Bendix und Wabco – Wabcos Bremsensparte gehört heute zu ZF – bauen dieselbe Bauteilklasse: eine vom Motor angetriebene Kolbenpumpe, die das pneumatische Bremssystem versorgt. Sie sind nicht ohne Weiteres austauschbar. Bendix-Einheiten sind der nordamerikanische Standard mit SAE-artiger Flanschmontage, zölligen Anschlüssen und Zahnrad-, Riemen- oder Keilwellenantrieb; Wabco/ZF-Einheiten sind der europäische Standard, fast immer zahnradgetrieben vom Steuergehäuse mit metrischen Flanschen und metrischen Anschlüssen. Referenziert wird über Anbau, Antrieb, Hubraum und Anschlussanordnung – nicht über den im Kurbelgehäuse eingegossenen Namen.
Zwei Konstruktionstraditionen, eine Aufgabe
Bendix
Die Tu-Flo-Baureihe kennt jeder nordamerikanische Techniker – der Name verweist auf die Zweizylinder-Bauform, und die Familie deckt mehrere Hubraumklassen ab, vom Sonderfahrzeug bis zum Fernverkehrs-Zugfahrzeug. Bendix baut außerdem Einzylinder-Einheiten für leichtere Anwendungen sowie eine Hochleistungs-Einzylinder-Variante für Fälle, die viel Luft ohne das Volumen eines Zweizylinders benötigen. Am oberen Ende stehen schwere Zweizylinder-Einheiten für Reisebusse, Müllfahrzeuge und andere Aufbauten mit hohem Luftverbrauch.
Die Bauweise ist konventionell: Kurbelgehäuse aus Grauguss, Zylinderkopf aus Grauguss oder Aluminium, bei den meisten Fernverkehrsanwendungen wassergekühlt, mit luftgekühlten Varianten für leichtere Einsätze. Zahnrad oder Riemenscheibe sitzen meist auf einer Kegelwelle und werden mit einer Mutter gesichert – zum Abziehen braucht es also den passenden Abzieher, keinen Hammer. Der Anbau erfolgt in der Regel über einen SAE-Flansch mit zwei oder vier Schrauben, Druck- und Kühlmittelanschlüsse sind zöllig ausgeführt.
Wabco / ZF
Wabco-Kompressoren sind die OE-Ausstattung der meisten europäischen Schwerlast-Diesel und werden an Mercedes-Benz, MAN, DAF, Volvo, Renault und Iveco geliefert, teils auch bei weltweit verkauften Motoren verbaut. Einzylinder-Einheiten decken mittlere Motorenklassen und leichtere Zugmaschinen ab, Zweizylinder-Einheiten schwere Fernverkehrsfahrzeuge und Aufbauten mit hohem Bedarf.
Sie sind nahezu immer flanschmontiert am Steuergehäuse und zahnradgetrieben, wobei das Antriebszahnrad auf die Welle geschraubt oder aufgepresst ist. Wassergekühlte Köpfe sind fast durchgängig Standard, und bei vielen neueren Konstruktionen laufen sowohl Ölzufuhr als auch Kühlmittel direkt durch den Anbauflansch statt über externe Leitungen – einer der auffälligsten praktischen Unterschiede, wenn man ein blankes Gehäuse auf der Werkbank betrachtet. Moderne Einheiten verfügen häufig über eine energiesparende Entlastungsfunktion, die den Kompressor bei laufendem Motor lastfrei hält und so die Schleppleistung reduziert, sobald das System geladen ist.

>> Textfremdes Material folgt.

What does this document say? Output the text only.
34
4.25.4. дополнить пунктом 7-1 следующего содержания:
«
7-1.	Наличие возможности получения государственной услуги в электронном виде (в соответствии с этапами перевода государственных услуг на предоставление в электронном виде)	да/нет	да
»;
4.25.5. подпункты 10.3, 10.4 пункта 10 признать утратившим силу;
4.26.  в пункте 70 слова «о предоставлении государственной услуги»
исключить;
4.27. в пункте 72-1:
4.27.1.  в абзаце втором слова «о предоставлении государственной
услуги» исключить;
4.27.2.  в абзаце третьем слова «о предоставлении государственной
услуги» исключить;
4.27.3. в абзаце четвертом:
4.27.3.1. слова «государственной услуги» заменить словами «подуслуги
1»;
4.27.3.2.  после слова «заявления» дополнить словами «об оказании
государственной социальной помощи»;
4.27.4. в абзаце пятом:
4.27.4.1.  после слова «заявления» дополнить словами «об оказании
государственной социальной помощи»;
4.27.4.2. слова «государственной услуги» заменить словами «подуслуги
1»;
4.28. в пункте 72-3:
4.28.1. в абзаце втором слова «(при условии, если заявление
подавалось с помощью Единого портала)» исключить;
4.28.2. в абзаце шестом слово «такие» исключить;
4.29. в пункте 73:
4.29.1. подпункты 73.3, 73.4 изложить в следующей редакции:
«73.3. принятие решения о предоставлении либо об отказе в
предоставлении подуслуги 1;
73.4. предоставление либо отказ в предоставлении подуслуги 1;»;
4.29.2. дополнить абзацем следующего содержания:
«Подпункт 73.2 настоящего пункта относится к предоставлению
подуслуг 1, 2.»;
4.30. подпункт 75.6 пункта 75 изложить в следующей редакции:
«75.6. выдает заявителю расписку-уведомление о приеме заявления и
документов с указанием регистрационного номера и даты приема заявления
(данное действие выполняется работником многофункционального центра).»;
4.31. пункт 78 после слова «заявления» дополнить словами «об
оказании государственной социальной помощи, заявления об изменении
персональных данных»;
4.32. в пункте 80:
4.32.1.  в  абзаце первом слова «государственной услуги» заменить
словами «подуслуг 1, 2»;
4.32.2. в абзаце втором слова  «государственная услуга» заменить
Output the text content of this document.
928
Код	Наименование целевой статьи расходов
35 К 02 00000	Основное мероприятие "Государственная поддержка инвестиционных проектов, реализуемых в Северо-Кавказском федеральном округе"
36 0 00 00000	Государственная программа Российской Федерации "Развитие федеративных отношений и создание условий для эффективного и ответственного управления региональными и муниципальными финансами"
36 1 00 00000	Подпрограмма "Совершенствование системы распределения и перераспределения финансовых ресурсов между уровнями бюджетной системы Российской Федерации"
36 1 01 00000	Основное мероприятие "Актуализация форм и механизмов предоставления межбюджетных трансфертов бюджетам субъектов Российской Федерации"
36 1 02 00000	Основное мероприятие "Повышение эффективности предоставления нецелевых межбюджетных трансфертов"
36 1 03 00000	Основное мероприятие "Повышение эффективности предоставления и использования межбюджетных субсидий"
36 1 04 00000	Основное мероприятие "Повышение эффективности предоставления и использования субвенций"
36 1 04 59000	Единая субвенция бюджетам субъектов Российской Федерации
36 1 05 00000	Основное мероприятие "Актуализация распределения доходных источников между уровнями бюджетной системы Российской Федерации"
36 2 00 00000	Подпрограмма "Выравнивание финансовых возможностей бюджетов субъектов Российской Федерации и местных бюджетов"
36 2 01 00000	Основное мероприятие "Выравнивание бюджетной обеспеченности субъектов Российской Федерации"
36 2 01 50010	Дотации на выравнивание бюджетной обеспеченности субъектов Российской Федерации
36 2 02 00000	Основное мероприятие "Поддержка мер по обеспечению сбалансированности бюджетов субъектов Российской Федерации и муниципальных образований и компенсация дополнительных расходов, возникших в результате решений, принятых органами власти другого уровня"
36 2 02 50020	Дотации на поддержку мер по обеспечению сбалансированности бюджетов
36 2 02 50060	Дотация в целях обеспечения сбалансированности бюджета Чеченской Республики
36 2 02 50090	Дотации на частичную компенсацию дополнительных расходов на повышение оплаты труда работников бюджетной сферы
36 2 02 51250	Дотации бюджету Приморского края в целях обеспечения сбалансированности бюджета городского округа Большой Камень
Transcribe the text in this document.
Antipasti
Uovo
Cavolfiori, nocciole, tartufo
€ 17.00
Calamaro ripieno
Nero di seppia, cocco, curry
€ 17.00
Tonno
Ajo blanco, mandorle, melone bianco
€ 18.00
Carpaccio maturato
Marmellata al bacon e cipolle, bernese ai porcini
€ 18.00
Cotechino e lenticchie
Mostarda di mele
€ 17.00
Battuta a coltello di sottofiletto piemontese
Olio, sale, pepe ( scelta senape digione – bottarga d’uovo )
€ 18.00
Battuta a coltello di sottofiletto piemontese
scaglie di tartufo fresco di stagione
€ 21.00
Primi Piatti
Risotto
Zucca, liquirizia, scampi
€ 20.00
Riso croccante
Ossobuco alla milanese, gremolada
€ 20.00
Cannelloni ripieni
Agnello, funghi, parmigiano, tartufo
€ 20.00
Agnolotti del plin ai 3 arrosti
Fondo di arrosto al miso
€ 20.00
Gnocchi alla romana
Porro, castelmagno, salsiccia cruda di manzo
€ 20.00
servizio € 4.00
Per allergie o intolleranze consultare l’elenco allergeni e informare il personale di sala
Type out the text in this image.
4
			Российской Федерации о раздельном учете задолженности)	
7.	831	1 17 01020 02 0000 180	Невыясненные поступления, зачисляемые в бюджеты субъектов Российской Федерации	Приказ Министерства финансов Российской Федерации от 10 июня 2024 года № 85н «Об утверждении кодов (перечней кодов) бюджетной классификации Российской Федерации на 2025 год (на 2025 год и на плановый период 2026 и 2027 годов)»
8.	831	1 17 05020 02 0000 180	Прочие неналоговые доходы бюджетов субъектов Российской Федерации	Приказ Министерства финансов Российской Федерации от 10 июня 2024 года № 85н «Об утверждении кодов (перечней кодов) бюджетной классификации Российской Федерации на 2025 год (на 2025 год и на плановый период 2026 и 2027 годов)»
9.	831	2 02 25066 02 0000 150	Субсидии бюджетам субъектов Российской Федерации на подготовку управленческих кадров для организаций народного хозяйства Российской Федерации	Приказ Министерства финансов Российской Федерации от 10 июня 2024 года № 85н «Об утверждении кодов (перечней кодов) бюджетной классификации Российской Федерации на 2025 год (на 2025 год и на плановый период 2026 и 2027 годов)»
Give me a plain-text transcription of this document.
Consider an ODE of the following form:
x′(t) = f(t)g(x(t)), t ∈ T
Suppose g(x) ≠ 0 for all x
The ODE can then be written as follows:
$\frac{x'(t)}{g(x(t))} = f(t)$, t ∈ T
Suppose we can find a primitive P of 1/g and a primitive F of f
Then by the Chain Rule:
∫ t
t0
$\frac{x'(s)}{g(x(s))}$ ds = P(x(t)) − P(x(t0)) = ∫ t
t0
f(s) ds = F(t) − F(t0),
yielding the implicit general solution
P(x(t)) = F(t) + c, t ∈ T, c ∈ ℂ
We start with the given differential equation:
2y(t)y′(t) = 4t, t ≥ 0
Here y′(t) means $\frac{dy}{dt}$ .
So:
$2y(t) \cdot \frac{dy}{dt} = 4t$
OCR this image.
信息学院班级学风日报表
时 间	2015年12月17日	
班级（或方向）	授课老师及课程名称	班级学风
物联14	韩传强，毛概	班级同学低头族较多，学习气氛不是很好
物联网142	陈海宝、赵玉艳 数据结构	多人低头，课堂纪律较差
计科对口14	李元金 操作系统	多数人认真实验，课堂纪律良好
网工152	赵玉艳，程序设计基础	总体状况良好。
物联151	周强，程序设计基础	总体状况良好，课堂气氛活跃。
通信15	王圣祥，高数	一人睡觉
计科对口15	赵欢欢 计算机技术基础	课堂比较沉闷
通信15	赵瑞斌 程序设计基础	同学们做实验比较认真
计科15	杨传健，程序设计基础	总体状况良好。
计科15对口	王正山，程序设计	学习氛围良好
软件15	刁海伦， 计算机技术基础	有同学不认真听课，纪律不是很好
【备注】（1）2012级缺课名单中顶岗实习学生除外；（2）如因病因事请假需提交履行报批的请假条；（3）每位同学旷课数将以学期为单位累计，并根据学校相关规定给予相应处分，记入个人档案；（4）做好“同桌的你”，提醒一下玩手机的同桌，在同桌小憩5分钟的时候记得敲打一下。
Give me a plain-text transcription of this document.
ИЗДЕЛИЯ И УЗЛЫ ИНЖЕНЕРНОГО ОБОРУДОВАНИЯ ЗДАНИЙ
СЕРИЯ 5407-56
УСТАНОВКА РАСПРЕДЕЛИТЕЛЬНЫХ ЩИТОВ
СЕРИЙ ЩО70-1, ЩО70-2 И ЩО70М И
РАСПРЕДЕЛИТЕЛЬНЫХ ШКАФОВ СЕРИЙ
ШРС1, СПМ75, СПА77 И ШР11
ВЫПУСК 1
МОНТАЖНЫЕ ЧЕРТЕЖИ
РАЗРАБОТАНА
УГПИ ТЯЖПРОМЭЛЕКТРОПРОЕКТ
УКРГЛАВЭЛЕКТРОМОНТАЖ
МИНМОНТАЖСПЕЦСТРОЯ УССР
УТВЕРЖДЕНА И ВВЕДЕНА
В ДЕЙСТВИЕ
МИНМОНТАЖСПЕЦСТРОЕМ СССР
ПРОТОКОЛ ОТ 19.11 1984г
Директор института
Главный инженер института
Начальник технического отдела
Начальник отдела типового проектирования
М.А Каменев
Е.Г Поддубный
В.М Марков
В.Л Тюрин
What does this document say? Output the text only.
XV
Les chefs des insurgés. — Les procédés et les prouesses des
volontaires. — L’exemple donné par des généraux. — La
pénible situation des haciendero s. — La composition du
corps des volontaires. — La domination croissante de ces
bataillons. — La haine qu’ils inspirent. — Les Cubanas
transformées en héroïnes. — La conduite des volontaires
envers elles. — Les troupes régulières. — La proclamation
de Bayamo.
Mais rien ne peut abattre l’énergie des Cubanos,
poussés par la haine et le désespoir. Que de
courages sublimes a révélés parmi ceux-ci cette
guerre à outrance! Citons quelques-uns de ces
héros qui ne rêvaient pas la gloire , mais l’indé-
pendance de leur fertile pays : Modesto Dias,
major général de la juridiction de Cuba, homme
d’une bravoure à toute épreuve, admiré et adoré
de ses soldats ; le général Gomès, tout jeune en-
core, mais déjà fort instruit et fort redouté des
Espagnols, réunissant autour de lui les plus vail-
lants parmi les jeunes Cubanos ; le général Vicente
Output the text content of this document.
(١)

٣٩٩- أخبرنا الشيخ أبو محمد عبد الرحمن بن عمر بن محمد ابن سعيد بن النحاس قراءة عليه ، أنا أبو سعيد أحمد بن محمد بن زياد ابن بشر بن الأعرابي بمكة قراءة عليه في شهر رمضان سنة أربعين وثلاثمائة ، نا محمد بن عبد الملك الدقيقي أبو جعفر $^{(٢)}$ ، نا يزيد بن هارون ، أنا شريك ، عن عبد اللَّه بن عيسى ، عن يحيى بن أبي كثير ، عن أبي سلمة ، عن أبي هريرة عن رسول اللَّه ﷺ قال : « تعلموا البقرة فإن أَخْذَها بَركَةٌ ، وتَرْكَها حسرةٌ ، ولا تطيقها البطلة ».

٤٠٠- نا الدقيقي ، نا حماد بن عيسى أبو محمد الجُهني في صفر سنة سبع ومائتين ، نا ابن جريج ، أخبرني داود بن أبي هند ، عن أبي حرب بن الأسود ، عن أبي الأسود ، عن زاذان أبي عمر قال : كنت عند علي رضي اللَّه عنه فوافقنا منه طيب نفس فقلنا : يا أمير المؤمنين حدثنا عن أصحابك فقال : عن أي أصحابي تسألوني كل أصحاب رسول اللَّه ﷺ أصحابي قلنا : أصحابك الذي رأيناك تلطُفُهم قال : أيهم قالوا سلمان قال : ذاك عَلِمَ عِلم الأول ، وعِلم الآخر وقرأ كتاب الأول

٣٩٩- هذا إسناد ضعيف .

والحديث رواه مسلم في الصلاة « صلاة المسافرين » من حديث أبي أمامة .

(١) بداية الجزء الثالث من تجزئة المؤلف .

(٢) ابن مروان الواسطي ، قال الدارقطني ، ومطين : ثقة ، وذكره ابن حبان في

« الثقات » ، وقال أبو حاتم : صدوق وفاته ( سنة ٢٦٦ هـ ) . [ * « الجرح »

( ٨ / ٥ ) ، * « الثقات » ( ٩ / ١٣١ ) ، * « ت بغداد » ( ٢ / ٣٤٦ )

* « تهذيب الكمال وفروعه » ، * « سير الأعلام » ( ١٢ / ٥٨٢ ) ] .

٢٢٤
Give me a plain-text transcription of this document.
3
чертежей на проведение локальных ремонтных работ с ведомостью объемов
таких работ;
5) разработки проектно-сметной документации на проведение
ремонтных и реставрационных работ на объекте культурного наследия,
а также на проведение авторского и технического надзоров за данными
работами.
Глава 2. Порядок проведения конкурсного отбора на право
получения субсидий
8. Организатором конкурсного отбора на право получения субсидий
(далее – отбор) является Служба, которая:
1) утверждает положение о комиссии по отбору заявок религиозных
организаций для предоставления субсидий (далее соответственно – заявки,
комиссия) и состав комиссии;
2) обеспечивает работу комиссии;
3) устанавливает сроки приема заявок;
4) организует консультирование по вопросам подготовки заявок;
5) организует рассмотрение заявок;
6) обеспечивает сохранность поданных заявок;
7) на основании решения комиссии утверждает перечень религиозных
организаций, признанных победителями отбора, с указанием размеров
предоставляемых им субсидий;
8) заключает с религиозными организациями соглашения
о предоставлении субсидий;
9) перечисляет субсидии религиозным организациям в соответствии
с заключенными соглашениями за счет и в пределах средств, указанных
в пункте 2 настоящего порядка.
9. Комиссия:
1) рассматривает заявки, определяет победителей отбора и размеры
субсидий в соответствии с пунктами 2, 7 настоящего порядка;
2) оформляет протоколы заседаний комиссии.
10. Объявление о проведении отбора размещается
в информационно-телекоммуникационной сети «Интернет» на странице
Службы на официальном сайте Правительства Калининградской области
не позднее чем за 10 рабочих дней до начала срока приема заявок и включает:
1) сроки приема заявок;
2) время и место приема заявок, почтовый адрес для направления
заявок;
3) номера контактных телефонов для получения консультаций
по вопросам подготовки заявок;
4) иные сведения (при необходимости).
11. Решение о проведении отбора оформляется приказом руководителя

Wo die tatsächlichen Unterschiede liegen
| Merkmal | Bendix | Wabco / ZF |
|---|---|---|
| Zylinder | Ein- und Zweizylinder; Tu-Flo-Baureihe ist zweizylindrig | Ein- und Zweizylinder, nach Motorgröße gestaffelt |
| Anbau | SAE-Flansch mit zwei oder vier Schrauben, zöllige Ausführung | Metrischer Flansch, drei oder vier Schrauben, am Steuergehäuse montiert |
| Antrieb | Zahnrad oder Riemenscheibe auf Kegelwelle; teils Keilwellenantrieb | Zahnrad, meist auf die Welle geschraubt oder aufgepresst |
| Kühlung | Wassergekühlter Kopf verbreitet; luftgekühlte Varianten vorhanden | Wassergekühlter Kopf nahezu Standard, teils gekühltes Kurbelgehäuse |
| Öl- und Kühlmittelführung | Häufig externe Leitungen zu Kopf und Kurbelgehäuse | Häufig durch den Anbauflansch geführt |
| Position des Druckreglers | Meist direkt am Kompressor angeschraubt | Meist extern verbaut, in der Leitung oder am Lufttrockner |
| Fördermenge angegeben in | Kubikfuß pro Minute bei angegebener Kompressordrehzahl | Liter pro Minute bei angegebener Kompressordrehzahl |
| Anschlüsse | Zöllige Rohrgewinde | Metrische Gewinde |
Fördermenge – und wie jede Marke sie angibt
Die reine Fördermengenangabe ist der am wenigsten aussagekräftige Vergleichswert, denn beide Märkte geben sie unterschiedlich an. Nordamerikanische Datenblätter nennen Kubikfuß pro Minute bei einer nominellen Kompressordrehzahl; europäische Datenblätter nennen Liter pro Minute, oft bei einer anderen Referenzdrehzahl. Wer die Rohzahlen ohne Angleichung der Testdrehzahl vergleicht, wird in die Irre geführt.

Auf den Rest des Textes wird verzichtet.